Let's look at the passage you alluded to in this response:
Matthew 10:29Are not two sparrows sold for a penny? Yet not one of them will fall to the ground apart from the will of your Father. 30And even the very hairs of your head are all numbered. 31So don't be afraid; you are worth more than many sparrows (NIV).
Sounds comforting, no? Keep it in context. All but one of the men Jesus spoke to here went on to die horrible physical deaths. There were countless others that were burned or fed to the beasts in the Coliseum. It is best interpreted in a general sense about death. The Father's will is that all physical things eventually die and decay. Sparrows fall to the ground, people die, garments grow old, "the grass withers, the flower fades, but the word of the Lord will endure forever (Is. 40:8)." It is in this general sense that the Father wills these things, simply because until the veil of this life, of this flawed order, is pulled away, there is no way to see the light.
But to assume that God is directly responsible for every act of suffering makes him into a monster. God actively wills the molestation of children, presumably because they karmically deserve it? God actively wills people to be born with chemical imbalances? God actively willed the Holocaust? Job's three friends said the same thing about Job's plight. They assumed the universe to be fair and just, so Job must've done something wrong. But in reality it was little more than a divine wager, and Job's friends were forced to eat crow for speaking of God in that manner.
JosephM, on Aug 24 2007, 02:07 PM, said:
As far as Jesus being portrayed as with tremendous internal turmoil and loneliness.... then why is it recorded he said "My Peace I give unto you" and "Let not your heart be troubled" and "Take my yoke upon you for my yoke is easy and my burden is light" ? Perhaps his words are spiritual and you are looking with eyes of this world?

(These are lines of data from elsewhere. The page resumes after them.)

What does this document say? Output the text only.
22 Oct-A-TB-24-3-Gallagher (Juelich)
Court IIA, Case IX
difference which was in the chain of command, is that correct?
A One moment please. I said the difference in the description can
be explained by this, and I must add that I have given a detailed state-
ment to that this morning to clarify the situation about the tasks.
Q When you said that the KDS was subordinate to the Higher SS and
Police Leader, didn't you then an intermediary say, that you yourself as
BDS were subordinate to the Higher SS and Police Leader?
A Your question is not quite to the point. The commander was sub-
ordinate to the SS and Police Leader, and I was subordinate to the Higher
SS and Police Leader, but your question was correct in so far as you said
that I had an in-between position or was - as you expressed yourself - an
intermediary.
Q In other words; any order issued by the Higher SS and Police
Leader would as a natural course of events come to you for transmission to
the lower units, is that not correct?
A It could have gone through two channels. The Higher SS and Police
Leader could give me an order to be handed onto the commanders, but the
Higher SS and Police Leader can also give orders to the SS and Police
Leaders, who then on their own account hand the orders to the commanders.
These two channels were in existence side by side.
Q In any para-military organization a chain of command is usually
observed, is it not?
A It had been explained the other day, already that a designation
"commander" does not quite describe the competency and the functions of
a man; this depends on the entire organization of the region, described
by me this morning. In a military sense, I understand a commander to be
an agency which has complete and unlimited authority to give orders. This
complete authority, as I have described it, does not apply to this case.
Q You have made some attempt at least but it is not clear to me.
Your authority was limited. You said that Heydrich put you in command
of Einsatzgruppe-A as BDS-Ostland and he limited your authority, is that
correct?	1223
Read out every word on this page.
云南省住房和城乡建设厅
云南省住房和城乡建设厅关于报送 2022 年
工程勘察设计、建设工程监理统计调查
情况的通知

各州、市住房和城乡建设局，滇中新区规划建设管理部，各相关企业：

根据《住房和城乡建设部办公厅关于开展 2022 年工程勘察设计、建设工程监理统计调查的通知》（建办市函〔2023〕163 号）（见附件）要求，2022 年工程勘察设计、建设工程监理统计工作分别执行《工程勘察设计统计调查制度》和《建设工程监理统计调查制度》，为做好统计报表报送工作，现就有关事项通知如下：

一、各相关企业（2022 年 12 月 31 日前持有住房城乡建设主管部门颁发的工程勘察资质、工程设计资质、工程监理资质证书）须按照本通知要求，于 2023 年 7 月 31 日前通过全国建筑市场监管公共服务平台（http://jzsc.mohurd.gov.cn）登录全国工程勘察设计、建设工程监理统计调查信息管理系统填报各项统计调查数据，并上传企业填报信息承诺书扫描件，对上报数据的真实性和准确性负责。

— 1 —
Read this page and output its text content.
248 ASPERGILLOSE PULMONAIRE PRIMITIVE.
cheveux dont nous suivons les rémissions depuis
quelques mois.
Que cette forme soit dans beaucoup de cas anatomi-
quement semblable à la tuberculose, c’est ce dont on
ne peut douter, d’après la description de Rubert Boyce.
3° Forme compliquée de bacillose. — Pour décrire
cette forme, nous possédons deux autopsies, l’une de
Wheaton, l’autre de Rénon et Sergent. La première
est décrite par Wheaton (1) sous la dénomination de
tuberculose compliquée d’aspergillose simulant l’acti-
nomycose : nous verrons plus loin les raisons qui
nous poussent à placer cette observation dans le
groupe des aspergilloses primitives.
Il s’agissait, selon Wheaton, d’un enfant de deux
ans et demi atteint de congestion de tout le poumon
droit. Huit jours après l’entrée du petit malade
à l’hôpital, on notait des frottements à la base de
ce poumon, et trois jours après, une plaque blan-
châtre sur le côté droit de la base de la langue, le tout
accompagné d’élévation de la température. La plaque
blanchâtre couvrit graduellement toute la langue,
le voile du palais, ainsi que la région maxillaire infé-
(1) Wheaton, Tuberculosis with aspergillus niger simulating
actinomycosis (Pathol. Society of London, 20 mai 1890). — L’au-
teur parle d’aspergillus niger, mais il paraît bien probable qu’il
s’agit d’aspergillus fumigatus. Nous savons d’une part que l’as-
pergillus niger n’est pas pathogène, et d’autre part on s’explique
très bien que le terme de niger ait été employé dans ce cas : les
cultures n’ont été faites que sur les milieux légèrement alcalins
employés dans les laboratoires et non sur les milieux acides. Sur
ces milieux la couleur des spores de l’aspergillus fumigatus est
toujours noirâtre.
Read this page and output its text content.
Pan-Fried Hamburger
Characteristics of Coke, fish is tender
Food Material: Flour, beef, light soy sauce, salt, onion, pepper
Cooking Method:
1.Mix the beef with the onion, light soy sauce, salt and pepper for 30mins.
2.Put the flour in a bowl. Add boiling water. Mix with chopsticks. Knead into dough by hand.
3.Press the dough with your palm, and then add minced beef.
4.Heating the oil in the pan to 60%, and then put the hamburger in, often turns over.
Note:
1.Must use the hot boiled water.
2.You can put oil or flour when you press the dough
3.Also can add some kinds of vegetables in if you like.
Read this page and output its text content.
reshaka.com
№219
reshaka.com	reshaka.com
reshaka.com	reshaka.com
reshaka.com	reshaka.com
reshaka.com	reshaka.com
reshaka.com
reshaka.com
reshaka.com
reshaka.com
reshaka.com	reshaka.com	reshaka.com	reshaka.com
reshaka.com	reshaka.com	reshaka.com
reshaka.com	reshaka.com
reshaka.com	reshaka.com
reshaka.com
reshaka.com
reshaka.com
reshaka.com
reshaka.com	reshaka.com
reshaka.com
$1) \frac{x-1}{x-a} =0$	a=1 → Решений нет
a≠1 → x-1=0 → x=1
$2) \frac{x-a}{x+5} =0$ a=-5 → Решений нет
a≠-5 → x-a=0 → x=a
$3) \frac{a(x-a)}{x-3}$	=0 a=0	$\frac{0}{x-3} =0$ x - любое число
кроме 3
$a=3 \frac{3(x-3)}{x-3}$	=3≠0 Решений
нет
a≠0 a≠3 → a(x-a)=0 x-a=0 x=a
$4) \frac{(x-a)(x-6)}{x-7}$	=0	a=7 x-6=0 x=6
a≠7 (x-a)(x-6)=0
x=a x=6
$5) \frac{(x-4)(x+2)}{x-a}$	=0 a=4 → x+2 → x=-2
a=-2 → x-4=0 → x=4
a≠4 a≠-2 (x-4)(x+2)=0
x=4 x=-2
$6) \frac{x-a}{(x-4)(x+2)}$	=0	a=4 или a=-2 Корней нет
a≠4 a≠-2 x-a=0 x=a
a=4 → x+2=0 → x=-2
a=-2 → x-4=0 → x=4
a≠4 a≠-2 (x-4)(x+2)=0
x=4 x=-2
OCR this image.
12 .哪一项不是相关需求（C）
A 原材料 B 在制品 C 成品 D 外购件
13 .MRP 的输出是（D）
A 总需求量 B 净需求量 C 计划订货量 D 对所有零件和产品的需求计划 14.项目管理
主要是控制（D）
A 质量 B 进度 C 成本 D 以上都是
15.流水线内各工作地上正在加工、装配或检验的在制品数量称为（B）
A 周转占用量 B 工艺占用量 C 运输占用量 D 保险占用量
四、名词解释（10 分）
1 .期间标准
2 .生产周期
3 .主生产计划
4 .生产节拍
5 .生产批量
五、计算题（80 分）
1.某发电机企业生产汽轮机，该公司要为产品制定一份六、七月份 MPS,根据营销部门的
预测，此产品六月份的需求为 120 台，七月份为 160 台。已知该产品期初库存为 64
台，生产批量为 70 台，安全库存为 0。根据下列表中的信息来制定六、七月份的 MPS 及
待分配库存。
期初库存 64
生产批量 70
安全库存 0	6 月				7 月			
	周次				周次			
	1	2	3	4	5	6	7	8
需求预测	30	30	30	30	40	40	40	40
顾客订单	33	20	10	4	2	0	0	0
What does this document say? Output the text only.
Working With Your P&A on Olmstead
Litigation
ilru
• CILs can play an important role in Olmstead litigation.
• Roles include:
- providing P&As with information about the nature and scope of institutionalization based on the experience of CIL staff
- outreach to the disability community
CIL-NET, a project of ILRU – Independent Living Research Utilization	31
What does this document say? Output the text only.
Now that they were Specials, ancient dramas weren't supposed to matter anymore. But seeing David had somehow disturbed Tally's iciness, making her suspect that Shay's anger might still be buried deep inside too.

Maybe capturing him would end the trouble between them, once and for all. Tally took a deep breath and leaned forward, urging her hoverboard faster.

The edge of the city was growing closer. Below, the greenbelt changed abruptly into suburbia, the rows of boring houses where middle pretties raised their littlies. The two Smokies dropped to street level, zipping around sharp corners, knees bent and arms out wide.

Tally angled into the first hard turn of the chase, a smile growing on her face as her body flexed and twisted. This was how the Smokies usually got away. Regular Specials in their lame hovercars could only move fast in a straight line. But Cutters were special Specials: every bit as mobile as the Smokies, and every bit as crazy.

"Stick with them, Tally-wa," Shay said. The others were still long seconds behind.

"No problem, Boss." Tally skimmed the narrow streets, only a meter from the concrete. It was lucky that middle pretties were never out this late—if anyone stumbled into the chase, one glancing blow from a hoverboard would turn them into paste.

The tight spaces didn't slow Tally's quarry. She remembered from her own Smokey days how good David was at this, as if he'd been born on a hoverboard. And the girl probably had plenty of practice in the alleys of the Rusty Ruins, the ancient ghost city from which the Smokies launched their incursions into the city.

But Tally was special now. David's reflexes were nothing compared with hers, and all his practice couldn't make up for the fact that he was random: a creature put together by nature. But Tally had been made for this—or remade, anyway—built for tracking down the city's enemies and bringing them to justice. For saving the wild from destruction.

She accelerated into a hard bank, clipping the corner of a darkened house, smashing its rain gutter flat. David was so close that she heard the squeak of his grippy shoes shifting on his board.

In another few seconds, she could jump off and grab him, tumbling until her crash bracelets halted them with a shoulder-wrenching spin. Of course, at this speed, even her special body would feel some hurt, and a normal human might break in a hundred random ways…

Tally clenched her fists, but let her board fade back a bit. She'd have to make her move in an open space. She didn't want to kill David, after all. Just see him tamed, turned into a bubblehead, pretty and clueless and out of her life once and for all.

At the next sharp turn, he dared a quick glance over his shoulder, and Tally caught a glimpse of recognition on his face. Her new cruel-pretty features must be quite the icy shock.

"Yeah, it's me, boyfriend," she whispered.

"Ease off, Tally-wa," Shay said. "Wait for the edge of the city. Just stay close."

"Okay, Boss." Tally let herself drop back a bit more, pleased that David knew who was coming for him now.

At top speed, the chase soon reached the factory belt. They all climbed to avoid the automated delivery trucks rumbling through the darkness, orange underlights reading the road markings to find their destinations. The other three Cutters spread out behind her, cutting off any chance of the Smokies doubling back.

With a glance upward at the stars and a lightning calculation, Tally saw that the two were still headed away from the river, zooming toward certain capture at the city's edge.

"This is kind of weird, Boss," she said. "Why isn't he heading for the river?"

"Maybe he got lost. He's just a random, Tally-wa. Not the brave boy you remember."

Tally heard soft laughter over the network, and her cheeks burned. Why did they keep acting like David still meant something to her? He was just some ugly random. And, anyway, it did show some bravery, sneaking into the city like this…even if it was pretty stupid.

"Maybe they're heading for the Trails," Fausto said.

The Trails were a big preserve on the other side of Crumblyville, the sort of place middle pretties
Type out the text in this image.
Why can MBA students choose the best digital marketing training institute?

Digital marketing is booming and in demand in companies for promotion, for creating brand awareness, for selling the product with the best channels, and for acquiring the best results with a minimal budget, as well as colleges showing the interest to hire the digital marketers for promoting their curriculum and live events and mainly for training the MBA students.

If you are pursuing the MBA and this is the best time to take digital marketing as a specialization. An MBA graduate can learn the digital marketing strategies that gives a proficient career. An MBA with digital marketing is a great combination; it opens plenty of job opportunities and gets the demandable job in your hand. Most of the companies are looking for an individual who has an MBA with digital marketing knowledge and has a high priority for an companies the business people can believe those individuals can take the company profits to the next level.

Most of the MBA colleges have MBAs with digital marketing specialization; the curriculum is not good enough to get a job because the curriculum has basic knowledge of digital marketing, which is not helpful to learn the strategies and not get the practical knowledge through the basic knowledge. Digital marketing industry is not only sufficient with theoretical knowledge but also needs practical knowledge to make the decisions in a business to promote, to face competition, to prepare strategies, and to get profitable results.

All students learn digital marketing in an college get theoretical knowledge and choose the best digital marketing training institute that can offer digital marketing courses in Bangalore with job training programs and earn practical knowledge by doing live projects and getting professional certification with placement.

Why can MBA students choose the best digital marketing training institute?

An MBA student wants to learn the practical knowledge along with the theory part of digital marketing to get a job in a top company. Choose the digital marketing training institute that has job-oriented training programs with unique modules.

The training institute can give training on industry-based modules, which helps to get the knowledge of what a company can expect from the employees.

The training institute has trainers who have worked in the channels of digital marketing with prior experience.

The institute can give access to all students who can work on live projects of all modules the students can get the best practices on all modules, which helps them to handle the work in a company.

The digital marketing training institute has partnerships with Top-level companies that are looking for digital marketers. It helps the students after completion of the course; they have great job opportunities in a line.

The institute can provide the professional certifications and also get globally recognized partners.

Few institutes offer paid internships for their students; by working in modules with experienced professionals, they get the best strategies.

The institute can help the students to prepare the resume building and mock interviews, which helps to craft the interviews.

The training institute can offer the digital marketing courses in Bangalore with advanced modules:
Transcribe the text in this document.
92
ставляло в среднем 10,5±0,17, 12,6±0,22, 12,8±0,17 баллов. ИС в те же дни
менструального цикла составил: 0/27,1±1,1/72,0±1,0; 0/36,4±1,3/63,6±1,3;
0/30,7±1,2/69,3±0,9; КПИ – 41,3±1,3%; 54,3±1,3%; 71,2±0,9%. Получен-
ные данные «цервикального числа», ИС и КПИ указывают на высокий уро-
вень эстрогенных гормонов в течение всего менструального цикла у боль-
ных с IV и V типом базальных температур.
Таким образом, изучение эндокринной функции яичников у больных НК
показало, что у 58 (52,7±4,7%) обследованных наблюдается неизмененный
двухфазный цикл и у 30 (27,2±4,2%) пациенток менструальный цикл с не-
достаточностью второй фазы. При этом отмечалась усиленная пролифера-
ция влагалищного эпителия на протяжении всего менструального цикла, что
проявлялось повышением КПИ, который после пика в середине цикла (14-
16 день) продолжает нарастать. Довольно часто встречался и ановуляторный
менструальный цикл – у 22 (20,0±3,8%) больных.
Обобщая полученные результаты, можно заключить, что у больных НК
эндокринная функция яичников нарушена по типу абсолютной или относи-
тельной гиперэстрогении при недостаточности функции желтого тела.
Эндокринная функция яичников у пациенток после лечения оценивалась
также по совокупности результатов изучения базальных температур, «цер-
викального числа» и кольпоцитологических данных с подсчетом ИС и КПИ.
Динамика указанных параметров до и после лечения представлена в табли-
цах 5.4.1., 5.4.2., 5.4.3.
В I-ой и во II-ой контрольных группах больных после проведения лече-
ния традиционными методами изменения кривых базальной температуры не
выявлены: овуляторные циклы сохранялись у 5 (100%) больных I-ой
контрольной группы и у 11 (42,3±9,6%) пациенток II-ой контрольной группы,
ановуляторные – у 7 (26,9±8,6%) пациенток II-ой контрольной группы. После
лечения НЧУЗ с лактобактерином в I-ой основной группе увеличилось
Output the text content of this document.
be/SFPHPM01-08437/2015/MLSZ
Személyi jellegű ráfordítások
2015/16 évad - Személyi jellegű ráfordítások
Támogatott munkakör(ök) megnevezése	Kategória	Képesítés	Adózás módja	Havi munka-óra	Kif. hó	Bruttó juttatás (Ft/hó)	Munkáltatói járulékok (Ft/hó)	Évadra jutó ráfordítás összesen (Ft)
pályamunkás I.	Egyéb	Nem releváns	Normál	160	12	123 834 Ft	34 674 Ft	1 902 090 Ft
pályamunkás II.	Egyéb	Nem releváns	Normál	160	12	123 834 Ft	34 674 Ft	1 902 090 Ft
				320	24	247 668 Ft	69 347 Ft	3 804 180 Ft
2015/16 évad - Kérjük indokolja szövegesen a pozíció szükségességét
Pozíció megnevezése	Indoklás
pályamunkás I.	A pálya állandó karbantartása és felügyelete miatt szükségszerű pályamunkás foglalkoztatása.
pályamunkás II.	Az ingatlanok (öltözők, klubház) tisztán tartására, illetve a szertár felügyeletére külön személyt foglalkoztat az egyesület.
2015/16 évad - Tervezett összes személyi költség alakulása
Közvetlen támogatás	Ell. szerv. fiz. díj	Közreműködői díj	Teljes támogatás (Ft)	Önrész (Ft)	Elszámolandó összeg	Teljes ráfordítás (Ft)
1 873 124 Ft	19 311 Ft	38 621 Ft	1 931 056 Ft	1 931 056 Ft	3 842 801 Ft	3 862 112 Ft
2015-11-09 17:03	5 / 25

In my view, Jesus was redeemed and in need of nothing as long as he remained in the spirit and kingdom of heaven which was at hand even then. He was not in inner turmoil when others in the boat were frightened for their lives. No, Jesus was a man who was complete in God and in his divine nature. You can be also.
That is fine Joel my brother. Hopefully, I have given you another view or understanding to consider on your journey.
Love and Peace,
JM
As for Jesus being a man completely at peace, I'll leave you with this passage from Isaiah 53:3-5
He is despised and rejected of men; a man of sorrows, and acquainted with grief: and we hid as it were our faces from him; he was despised, and we esteemed him not.
Surely he hath borne our griefs, and carried our sorrows: yet we did esteem him stricken, smitten of God, and afflicted.
But he was wounded for our transgressions, he was bruised for our iniquities: the chastisement of our peace was upon him; and with his stripes we are healed.
The author of I Peter (likely Peter himself) quoted a portion of this passage to refer to Jesus. This would seem to affirm an eyewitness perspective of Jesus as a "man of sorrows." Let us not forget Jesus' affinity for social outcasts and desolate places, or the garden of Gethsemane. By his own words about foxes having dens and birds having nests, but teh Son of Man not having a place to lay his head, we can see that Jesus was a man not at home(literally and figuratively) in this world. As for the passages you quoted: perhaps they are Jewish statements and you are reading them through a different lens. It was an allegory of the time that when a person became a rabbi's student that they had taken that teacher's "yoke" upon him. All Jesus was saying was that his teaching and discipline was not stern or harsh. But the discipline of the world and the so-called just system of karma that you are suggesting, that yoke is burdensome and cruel. God is fundamentally alien to it, and remains hidden from plain view. He must be found through other means than introspective observation of cause and effect.